Klimaschutz und Tempolimit oder Recht auf den Geschwindigkeitsrausch?

Klimaschutz und Tempolimit oder Recht auf den Geschwindigkeitsrausch?

In 31 europäischen Staaten existieren generelle Tempolimits auf den Autobahnen mit 130 Kilometer pro Stunde oder weniger. Nur in Deutschland gilt bislang "Freie Fahrt für den Geschwindigkeitsrausch". Entgegen den häufig gestreuten Gerüchten gibt es auf 70 Prozent des deutschen Autobahn-Netzes kein Tempolimit. Doch rationale Gründe gegen ein Tempolimit sind auch in Deutschland Mangelware. Nun hat das Umweltbundesamt eine Untersuchung vorgelegt, die aufzeigt, welche Klimaschutz-Wirkung ein Tempolimit hätte.

Laut den Berechnungen des Umweltbundesamtes können mit einem Tempolimit von 130 auf deutschen Autobahnen 1,9 Millionen Tonnen CO₂-Äquivalent pro Jahr eingesparte werden. Der Gesamt-Ausstoß Deutschlands liegt seit Jahren bei rund 900 Millionen Tonnen CO₂-Äquivalent pro Jahr.

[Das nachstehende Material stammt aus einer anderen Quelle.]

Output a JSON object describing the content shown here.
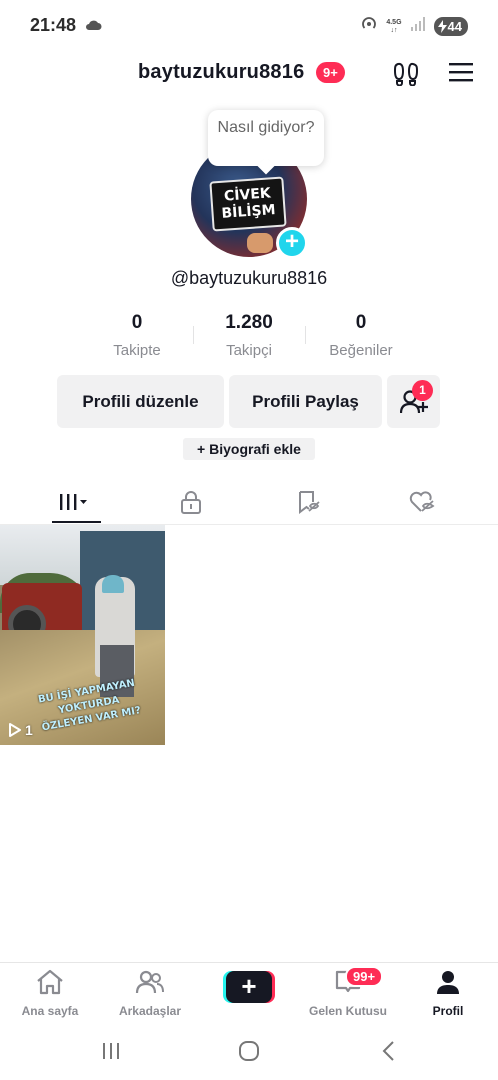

Mit Tempo 120 könnte dieser Ausstoß um 2,6 Millionen Tonnen pro Jahr und mit Tempo 100 sogar 5,4 Millionen Tonnen reduziert werden.

Von der Berliner Parteien-Politik ist jedoch nichts zu erwarten. Verkehrsminister Andreas Scheuer sagt ganz offen, daß ein Tempolimit auf deutschen Autobahnen "gegen jeden Menschenverstand" sei. Und Atom-Ministerin Svenja Schulze - offiziell: Umwelt-Ministerin - spielt als Gegenpart zu Scheuer die Rolle der Klimaschützerin, handelt dem jedoch diametral entgegen (Siehe hierzu auch unseren Artikel v. 28.07.19). So redete sie beispielsweise davon, den Flugverkehr um jährlich rund eine Milliarde Euro teurer machen zu wollen - Fakt ist jedoch, daß der Flugverkehr in Deutschland mit 11 Milliarden Euro pro Jahr subventioniert wird.

Dirk Messner, Präsident des UBA, betonte bei der Vorstellung der Untersuchung, daß ein Tempolimit - im Gegensatz zu manch anderen Klimaschutz-Vorhaben - die Emissionen sofort senkt und dies "praktisch ohne Mehrkosten". Bei der mit medialer Unterstützung jedoch in die völlig falsche Richtung gelenkten öffentlichen Diskussion und dem gebetsmühlenartig wiederholten Lamento um mögliche gigantische Kosten des Klimaschutzes, sollte jedoch nicht vergessen werden: Durch den Abbau klimaschädlicher Subventionen und durch die Förderung von Energie-Effizienz sowie einen ungebremsten Ausbau der erneuerbaren Energien könnte Klimaschutz gesamtgesellschaftlich schon heute finanziell positiv zu Buche schlagen.

Im Vergleich zu anderen Klimaschutzmaßnahmen im Verkehr ist ein Tempolimit besonders effizient: Die auch nach Meinung des UBA sinnvolle Stärkung des Schienengüterverkehrs und die Modernisierung der Binnenschiffe würde laut Minister Scheuer eine Minderung von um zwei Millionen Tonnen bringen – das allerdings erst im Jahr 2030 in voller Höhe und mit Kosten von mehreren Milliarden Euro.

Umweltschutz-Verbände begrüßten die vom Umweltbundesamt vorgelegte Untersuchung. Greenpeace erklärte: "Jetzt hat es die Bundesregierung schriftlich: Weniger Rasen schützt das Klima." Und der Bund für Umwelt und Naturschutz (BUND) forderte eine Abkehr von der "Raser-Ideologie". Kürzlich gab sogar der Lobby-Verband ADAC seine strikte - aber nie rational begründete - Ablehnung eines Tempolimits auf.